Die Erkenntnis lautet: Die Figur steht über allem. Die Figur schlägt die Handlung. Die Figur macht die Geschichte. Oder, wie es der unlängst angepriesene Sol Stein in Über das Schreiben formuliert: Du musst die Insassen eines Autos kennen, um dich dafür zu interessieren, was mit ihnen bei einem Autounfall passiert.

Die Folge dieser Erkenntnis, festzustellen beim aktuell entstehenden Romanprojekt (mit verdammt vielen Figuren, sieben davon fest gewillt, zu den Protagonistinnen und Protagonisten gezählt zu werden): Arbeit, viel Arbeit. Denn hinter die Ziele und Motivationen jeder einzelnen (zentralen) Figur zu kommen, ihre Vorgeschichte zu durchdringen, ein detailgetreues Bild von ihr zu gewinnen, sie so zu zeichnen, dass man wissen will, was aus ihnen wird – das kostet Zeit, Geduld und Leidensfähigkeit.

Aber es ist unausweichlich: Lebensechte und einnehmende Figuren bringe ich nur dann aufs Papier (oder auf den eBook-Reader), wenn ich mehr über sie weiß als sie selbst. Was mich zu Erkenntnis Nummer drei bringt.

Tief graben

Die Idee für den aktuellen Roman schleppe ich seit mehr als einem halben Jahr mit mir herum. Ich habe sie anfangs ein wenig geknetet, seitdem verhält sie sich wie ein gelungener Hefeteig, dessen Zutaten man richtig beigemischt hat: Sie geht, sie wächst.

Es begann mit einem Setting: eine Schule in der Nachbarschaft, eine Sommernacht, johlende Jugendliche. Der Impuls vermengte sich mit Mutmaßungen und Erinnerungen zu einem Grundszenarium. Dann klopften die Figuren an – eine nach der anderen, zunächst zaghaft und misstrauisch, wie von einem Schleier verhüllt, dann doch bereit, den Schleier zu lüften, sich mir Schritt für Schritt zu offenbaren.

Ich fand heraus, wie sie aussehen. Ich suchte nach hervorstechenden Merkmalen. Ich erforschte ihre Vergangenheit, weil in ihr der Schlüssel liegt für ihre Ziele, ihre Motivationen, ihren Antrieb. Ich bin noch dabei, in ihre Haut zu schlüpfen, die Bücher zu lesen, die sie lieben, das Leben zu träumen, das sie sich erträumen, mit ihren inneren Konflikten zu kämpfen, ihre Wut zu fühlen, ihr Glück zu genießen.

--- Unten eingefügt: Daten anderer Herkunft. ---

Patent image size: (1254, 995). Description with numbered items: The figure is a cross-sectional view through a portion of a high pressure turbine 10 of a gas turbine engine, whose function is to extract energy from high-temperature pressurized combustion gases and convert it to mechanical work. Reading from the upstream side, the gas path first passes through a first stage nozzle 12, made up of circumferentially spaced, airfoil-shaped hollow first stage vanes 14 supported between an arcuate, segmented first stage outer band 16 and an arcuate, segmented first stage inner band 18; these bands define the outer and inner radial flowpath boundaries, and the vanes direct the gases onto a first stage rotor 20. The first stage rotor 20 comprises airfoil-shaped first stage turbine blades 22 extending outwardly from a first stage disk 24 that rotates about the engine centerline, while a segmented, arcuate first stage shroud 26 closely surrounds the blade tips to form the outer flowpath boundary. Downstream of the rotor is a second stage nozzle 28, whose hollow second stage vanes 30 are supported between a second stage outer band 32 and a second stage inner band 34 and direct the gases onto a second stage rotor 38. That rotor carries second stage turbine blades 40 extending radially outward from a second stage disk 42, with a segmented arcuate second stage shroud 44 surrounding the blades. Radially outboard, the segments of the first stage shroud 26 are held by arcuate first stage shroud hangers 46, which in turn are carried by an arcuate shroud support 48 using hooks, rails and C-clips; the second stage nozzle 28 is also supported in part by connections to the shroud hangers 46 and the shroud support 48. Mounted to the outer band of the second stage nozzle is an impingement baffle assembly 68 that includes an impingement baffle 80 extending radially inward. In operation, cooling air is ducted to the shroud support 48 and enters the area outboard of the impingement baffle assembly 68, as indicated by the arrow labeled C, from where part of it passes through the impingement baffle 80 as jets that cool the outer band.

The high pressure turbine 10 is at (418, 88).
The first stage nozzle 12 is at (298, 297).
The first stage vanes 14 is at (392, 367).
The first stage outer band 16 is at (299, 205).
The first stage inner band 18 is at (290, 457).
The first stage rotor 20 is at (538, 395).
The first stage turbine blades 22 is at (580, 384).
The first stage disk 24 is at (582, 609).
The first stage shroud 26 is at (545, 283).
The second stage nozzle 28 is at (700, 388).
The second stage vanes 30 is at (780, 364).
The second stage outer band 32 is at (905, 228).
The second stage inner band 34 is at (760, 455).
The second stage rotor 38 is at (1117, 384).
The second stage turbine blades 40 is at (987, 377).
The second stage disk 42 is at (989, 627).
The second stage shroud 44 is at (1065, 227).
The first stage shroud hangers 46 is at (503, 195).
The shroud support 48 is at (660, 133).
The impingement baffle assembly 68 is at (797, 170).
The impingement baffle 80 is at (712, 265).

Einiges von dem, was geschehen wird, kam während dieses Durchdringungsprozesses bereits en passant zu mir: kleine Wendungen, die sprichwörtlichen Flügelschläge eines Schmetterlings mit weitreichenden Folgen, plötzliche Veränderungen im Gleichgewicht der Mächte. Um die Handlung komplett zutage zu tragen, muss ich noch viel tiefer graben. Nicht nur in den Innenwelten der Figuren, auch in den Potenzialen der Geschichte.

Nicht alles, was ich finde, taugt etwas. Vieles werde ich verwerfen, vielleicht sogar das meiste. Ich werde in Sackgassen geraten, zurückkehren und neue Tunnel graben müssen. Mit Glück werde ich die Rohstoffe finden, die (kombiniert mit noch mehr Glück und einem geschickten Händchen beim Stricken der Dramaturgie) dafür sorgen, dass etwas Gutes entsteht, auf das ich stolz sein kann – völlig gleich, wie viele Menschen mein Angebot letztlich ergreifen werden.